Back to the Future (CBS) 1991-1992

The Back to the Future trilogy of films are classic in terms of adventure, storytelling, humor and special effects. The short-lived animated series tried to expand on the end of Back to the Future III by having Doc Brown living in the present with his wife Clara and his two sons Jules and Verne. Rather than learning the lesson about the dangers of time travel, Doc used the time machine to teach his sons lessons about history. It was an interesting enough premise, but the animation wasn’t that good and the plots were forgettable. the only standouts were Doc performing an experiment at the end of the episode and Thomas F. Wilson reprising the voice of Biff Tannen from the films.

Rambo: The Force of Freedom (Syndication) 1986

Someone, in their infinite wisdom, thought it was a good idea to make an animated series about a Vietnam Vet suffering PTSD while rejecting both the military and his country to live alone. Someone decided to take a character who barely spoke and not only make him relatively shirtless in every scenario, but also to give him an animated series where his signature knife is never used. In the age of G.I. Joe, kids wanted shows about heroes, but I guarantee most of them hadn’t even seen First Blood or Rambo II before this series came out on Saturday Morning.

Conan the Adventurer (Fox) 1992-1993

On paper, an animated series about Conan the Barbarian should have worked. Masters of the Universe was based on many elements of the Robert E Howard Conan stories from 1932 forward and there were no new episodes of He-Man on the horizon. The problem was that the last Conan movie Conan the Destroyer bowed almost ten years before this series came out. There was no interest in either Conan as a character or this particular genre of animated series/ toy line. Most toys were looking towards the future and not many kids at that time were interested in this type of fantasy style storytelling. That and it was just cheesy.

RoboCop (ABC) 1988

This one just can’t be justified by anyone. The original Paul Verheoven film is a classic and a perfect example of 80’s action movie sensibility and ultra-violence. There are scenes in the original film that still make me cringe (Murphy getting his hand shot off) and there was a level of violence in that film and its sequel that you’d be hard pressed to see even in today’s action films.
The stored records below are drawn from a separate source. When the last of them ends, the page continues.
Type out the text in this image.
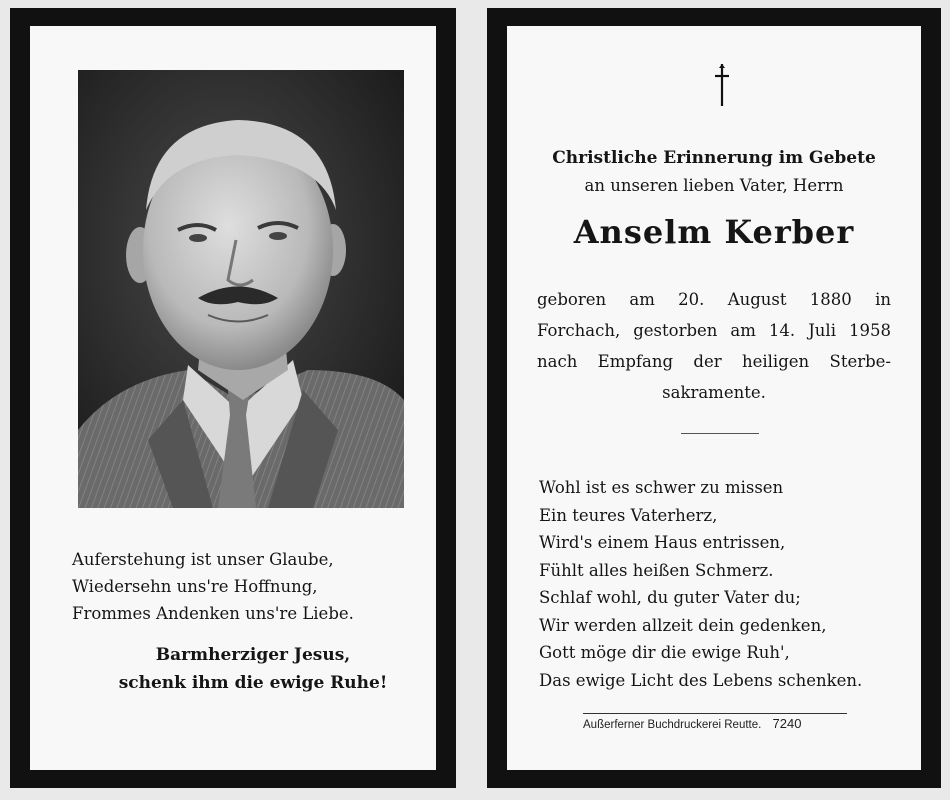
Auferstehung ist unser Glaube,
Wiedersehn uns're Hoffnung,
Frommes Andenken uns're Liebe.
Barmherziger Jesus,
schenk ihm die ewige Ruhe!
Christliche Erinnerung im Gebete
an unseren lieben Vater, Herrn
Anselm Kerber
geboren am 20. August 1880 in
Forchach, gestorben am 14. Juli 1958
nach Empfang der heiligen Sterbe-
sakramente.
Wohl ist es schwer zu missen
Ein teures Vaterherz,
Wird's einem Haus entrissen,
Fühlt alles heißen Schmerz.
Schlaf wohl, du guter Vater du;
Wir werden allzeit dein gedenken,
Gott möge dir die ewige Ruh',
Das ewige Licht des Lebens schenken.
Außerferner Buchdruckerei Reutte. 7240
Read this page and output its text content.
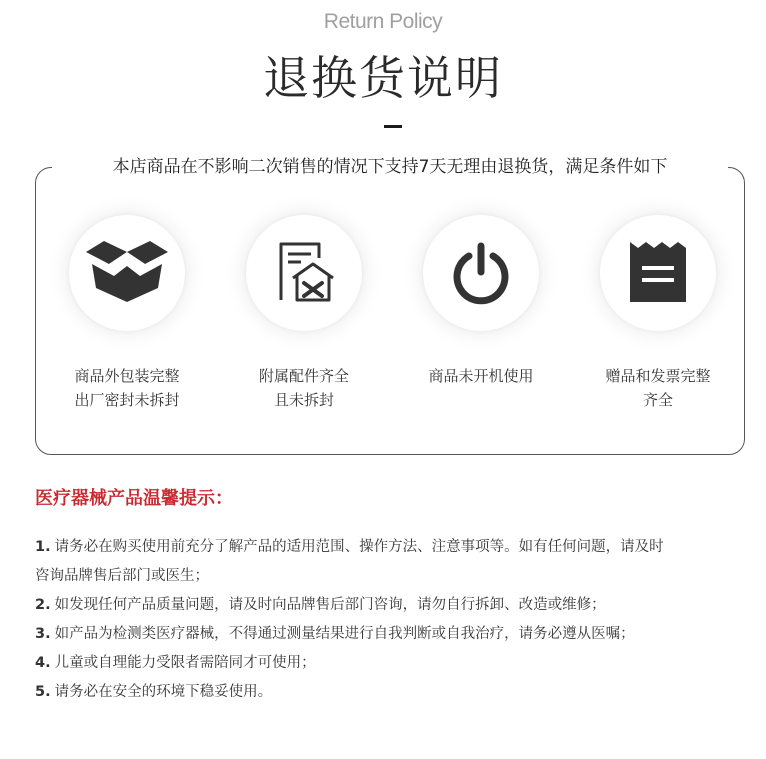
Return Policy
退换货说明
本店商品在不影响二次销售的情况下支持7天无理由退换货，满足条件如下
商品外包装完整
出厂密封未拆封
附属配件齐全
且未拆封
商品未开机使用	赠品和发票完整
齐全
医疗器械产品温馨提示：
1. 请务必在购买使用前充分了解产品的适用范围、操作方法、注意事项等。如有任何问题，请及时
咨询品牌售后部门或医生；
2. 如发现任何产品质量问题，请及时向品牌售后部门咨询，请勿自行拆卸、改造或维修；
3. 如产品为检测类医疗器械，不得通过测量结果进行自我判断或自我治疗，请务必遵从医嘱；
4. 儿童或自理能力受限者需陪同才可使用；
5. 请务必在安全的环境下稳妥使用。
So of course it should be made into an animated series for kids!! You know kids want a Saturday morning cartoon about a murdered police officer in a corrupt city ruled by an oppressive global corporation.

Police Academy The Series (Syndication) 1988-1989

Take a raunchy 80’s comedy and turn it into a slapstick children’s cartoon and for good measure, add a separate group of talking dog sidekicks and you have the ill-conceived Police Academy animated series based on the 1984 classic comedy. I’m sure the producers were convinced that the kids who were not allowed to see the live action films would jump all over an animated series with none of the humor and a group of animated dog cops. They didn’t and this series faded from memory to live on in the fever dreams of its creator.

Those are a few of the clearly adult themed films that people thought would make excellent children’s entertainment. The only thing I can really think about when I watch the intros to some of these shows is how much of the budgets went to the mountains of cocaine they were sniffing.